Viele Tiere waren krank oder verletzt, Ohren und Schwänze waren abgebissen! Diese skandalösen Zustände kostete den Betreibern eines Schweinemast-Betriebs in Merklingen am Ende die Zulassung. Nun hat die Staatsanwaltschaft Ulm Anklage gegen den 54-jährigen Landwirt, seine Frau und seine beide Söhne erhoben – wegen Verstoßes gegen das Tierschutzgesetz. Die Ställe waren total überfüllt, über 160 Tiere mussten getötet werden. Gegen einen Amtstierarzt des Landratsamtes des Alb-Donau-Kreises wird ein Strafbefehl verhängt. Der 43-Jährige hatte die Ställe kontrolliert und soll die schlechten hygienischen Zustände in seinem Bericht zunächst verharmlost haben, so der Vorwurf.

Meldung vom 23.11.2016:

Der Betreiber des in die Schlagzeilen geratenen Schweinemastbetriebs in Merklingen darf keine Tiere mehr halten.

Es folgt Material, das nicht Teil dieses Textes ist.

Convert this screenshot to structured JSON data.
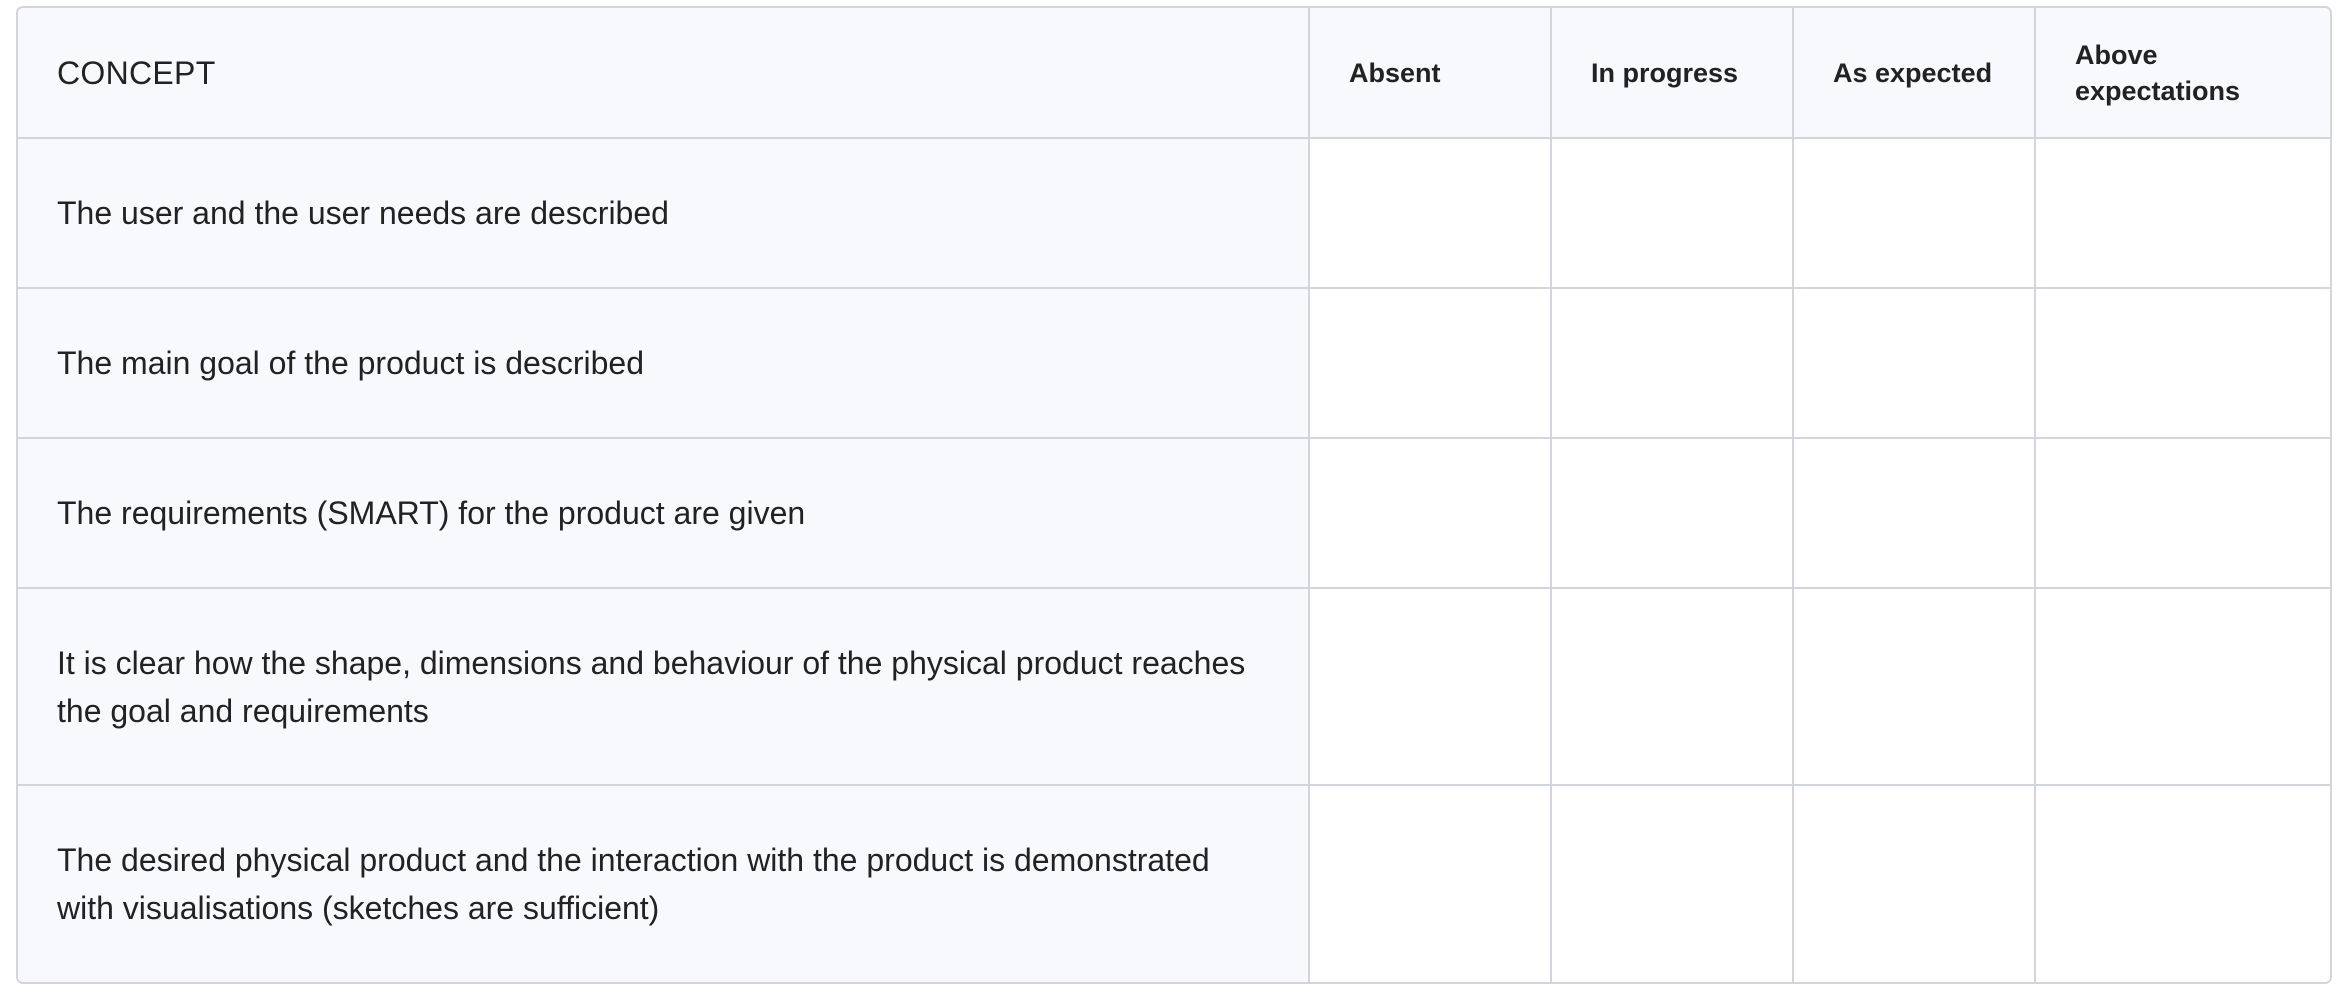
{
  "rubric": {
    "section_label": "CONCEPT",
    "columns": [
      "Absent",
      "In progress",
      "As expected",
      "Above expectations"
    ],
    "criteria": [
      "The user and the user needs are described",
      "The main goal of the product is described",
      "The requirements (SMART) for the product are given",
      "It is clear how the shape, dimensions and behaviour of the physical product reaches the goal and requirements",
      "The desired physical product and the interaction with the product is demonstrated with visualisations (sketches are sufficient)"
    ]
  },
  "colors": {
    "border": "#d2d6dc",
    "header_background": "#f8f9fd",
    "cell_background": "#ffffff",
    "text": "#222222"
  }
}
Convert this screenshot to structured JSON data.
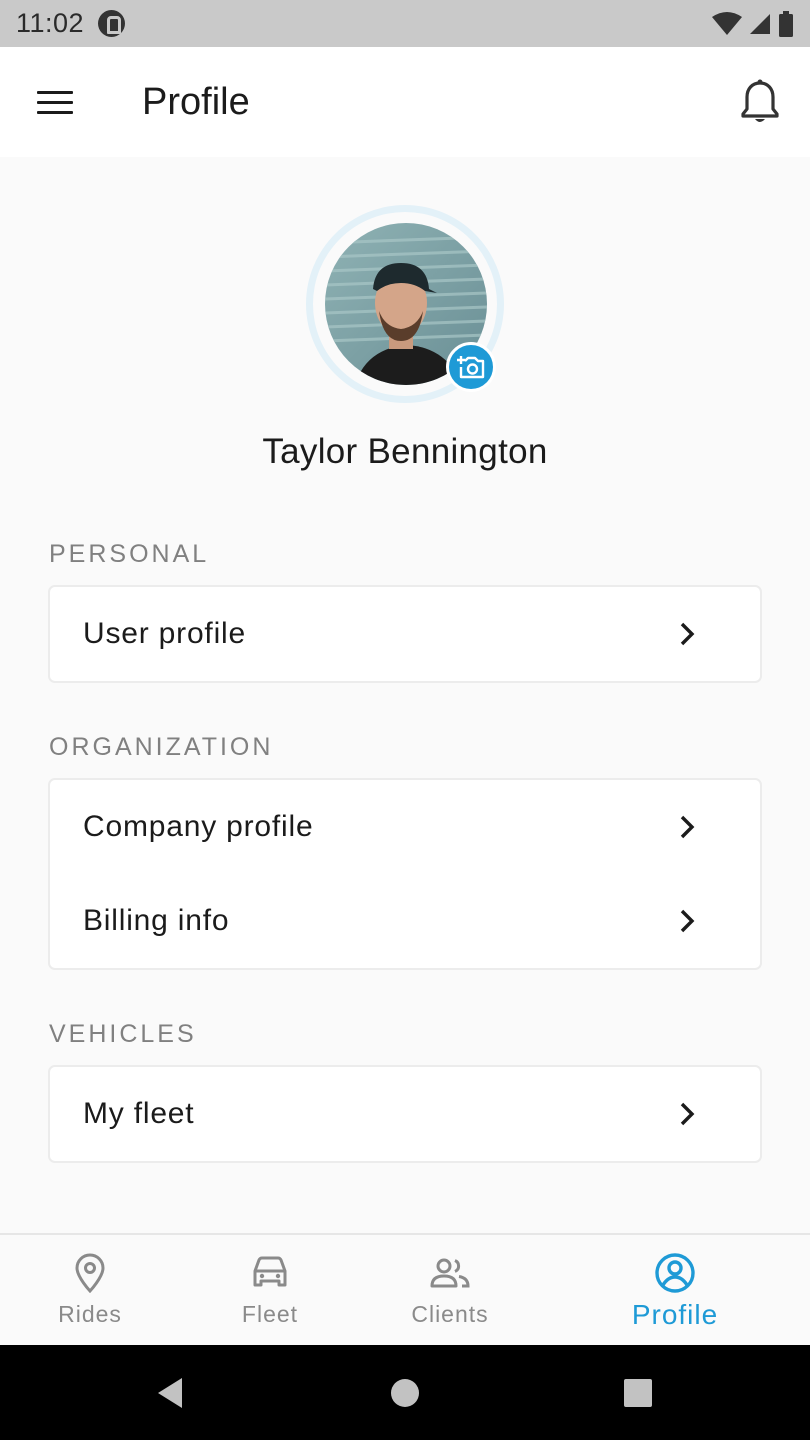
{
  "status_bar": {
    "time": "11:02",
    "icons": [
      "app-notification-icon",
      "wifi-icon",
      "cellular-signal-icon",
      "battery-icon"
    ]
  },
  "app_bar": {
    "title": "Profile",
    "menu_icon": "hamburger-menu-icon",
    "notification_icon": "bell-icon"
  },
  "profile": {
    "name": "Taylor Bennington",
    "avatar_icon": "user-avatar-photo",
    "camera_icon": "add-photo-camera-icon"
  },
  "sections": {
    "personal": {
      "label": "PERSONAL",
      "items": [
        {
          "label": "User profile"
        }
      ]
    },
    "organization": {
      "label": "ORGANIZATION",
      "items": [
        {
          "label": "Company profile"
        },
        {
          "label": "Billing info"
        }
      ]
    },
    "vehicles": {
      "label": "VEHICLES",
      "items": [
        {
          "label": "My fleet"
        }
      ]
    }
  },
  "bottom_nav": {
    "items": [
      {
        "label": "Rides",
        "icon": "map-pin-icon"
      },
      {
        "label": "Fleet",
        "icon": "car-icon"
      },
      {
        "label": "Clients",
        "icon": "people-icon"
      },
      {
        "label": "Profile",
        "icon": "account-circle-icon",
        "active": true
      }
    ]
  },
  "colors": {
    "accent": "#1e9ad6",
    "background": "#fafafa",
    "text": "#1b1b1b",
    "section_label": "#808080"
  }
}
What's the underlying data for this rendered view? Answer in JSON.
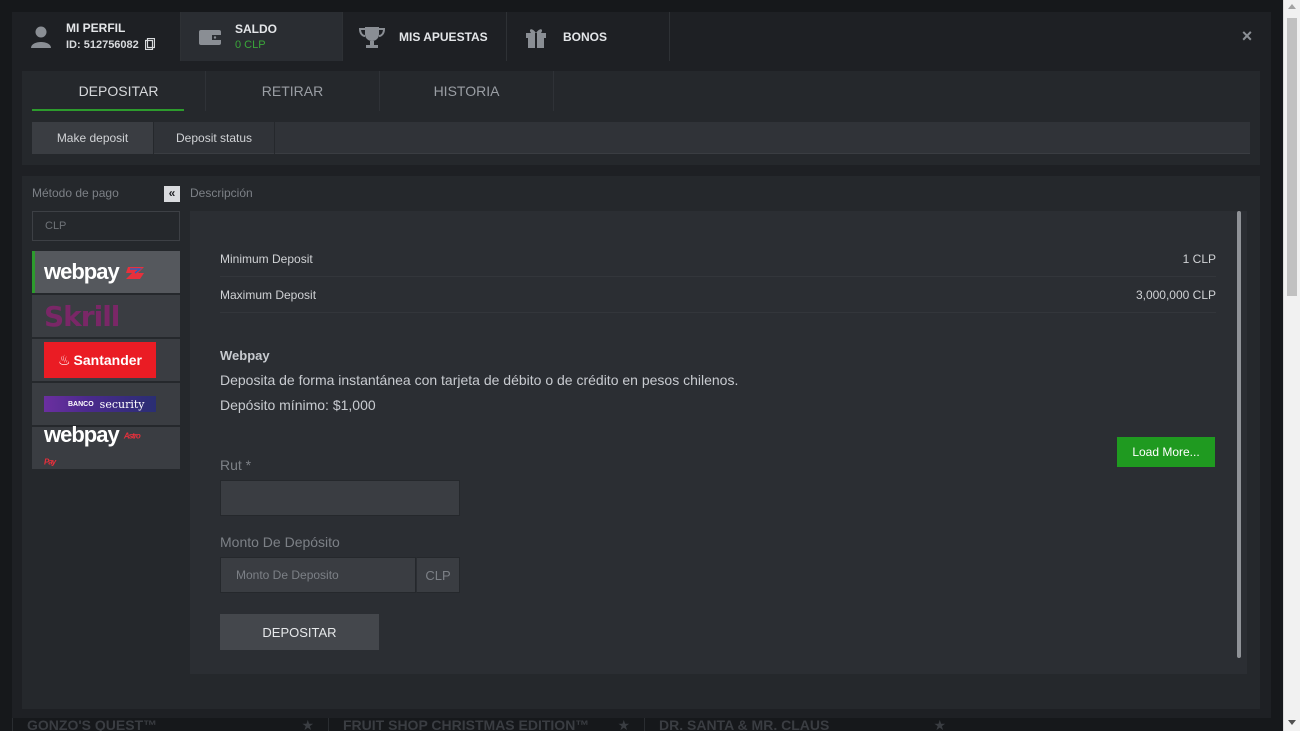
{
  "background": {
    "games": [
      {
        "name": "GONZO'S QUEST™"
      },
      {
        "name": "FRUIT SHOP CHRISTMAS EDITION™"
      },
      {
        "name": "DR. SANTA & MR. CLAUS"
      }
    ]
  },
  "header": {
    "tabs": [
      {
        "label": "MI PERFIL",
        "sub": "ID: 512756082",
        "icon": "user-icon"
      },
      {
        "label": "SALDO",
        "sub": "0 CLP",
        "icon": "wallet-icon"
      },
      {
        "label": "MIS APUESTAS",
        "icon": "trophy-icon"
      },
      {
        "label": "BONOS",
        "icon": "gift-icon"
      }
    ],
    "close": "×"
  },
  "sub_tabs": [
    "DEPOSITAR",
    "RETIRAR",
    "HISTORIA"
  ],
  "inner_tabs": [
    "Make deposit",
    "Deposit status"
  ],
  "sidebar": {
    "method_label": "Método de pago",
    "collapse": "«",
    "currency_placeholder": "CLP",
    "methods": [
      "webpay",
      "Skrill",
      "Santander",
      "security",
      "webpay"
    ]
  },
  "description_label": "Descripción",
  "limits": [
    {
      "label": "Minimum Deposit",
      "value": "1 CLP"
    },
    {
      "label": "Maximum Deposit",
      "value": "3,000,000 CLP"
    }
  ],
  "method_info": {
    "title": "Webpay",
    "line1": "Deposita de forma instantánea con tarjeta de débito o de crédito en pesos chilenos.",
    "line2": "Depósito mínimo: $1,000"
  },
  "load_more": "Load More...",
  "form": {
    "rut_label": "Rut *",
    "amount_label": "Monto De Depósito",
    "amount_placeholder": "Monto De Deposito",
    "amount_currency": "CLP",
    "submit": "DEPOSITAR"
  },
  "colors": {
    "accent": "#2d9b2d",
    "button_green": "#1f9a20"
  }
}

Das hat das Landratsamt des Alb-Donau-Kreises entschieden. In dem Betrieb kamen im Oktober skandalöse Zustände ans Licht: viele Tiere waren krank oder verletzt, Ohren und Schwänze waren abgebissen. Insgesamt mussten rund einhundert Schweine aus Tierschutz-Gründen getötet werden. Bis Ende des Monats wird der Bestand komplett aufgelöst, gesunde Tiere kommen in den Schlachthof. Die Ermittlungen der Staatsanwaltschaft in dem Fall laufen noch.

Meldung vom 14.11.2016:

Der Alb-Donau-Kreis will nach dem Schweinemast-Skandal von Merklingen auffällige Betriebe regelmäßiger kontrollieren. Wegen der skandalösen Zustände in dem Betrieb mussten über 80 der 1.200 Schweine getötet werden. Bis Ende des Monats soll der komplette Bestand aufgelöst sein. Landrat Heiner Scheffold begrüßt in dem Zusammenhang die Ergebnisse eines Runden Tisches zum Thema Tierhaltung im Landwirtschaftsministerium in Stuttgart. Damit sich ein solcher Skandal nicht mehr wiederholt, sollen nun alle Beteiligten ihre Informationen untereinander austauschen. Es geht um die Veterinärämter, die Tierkörperbeseitigungsanlagen, die Qualitätszeichen-Kontrolleure und um die Schlachthöfe.

Meldung vom 25.10.2016:

Nach dem Schweinemast-Skandal von Merklingen soll der betroffene Betrieb in sechs bis acht Wochen leer sein. Gesunde Tiere kommen nach und nach in den Schlachthof, kranke Tiere werden behandelt. Zwei Mal wöchentlich wird der Hof kontrolliert. Das Veterinäramt des Alb-Donau-Kreises stellt klar, dass keine neuen Schweine mehr in den Bestand kommen. In dem Hof gab es erhebliche Missstände. Noch hat der Landwirt eine Genehmigung. Ihm könnte ein Haltungsverbot drohen.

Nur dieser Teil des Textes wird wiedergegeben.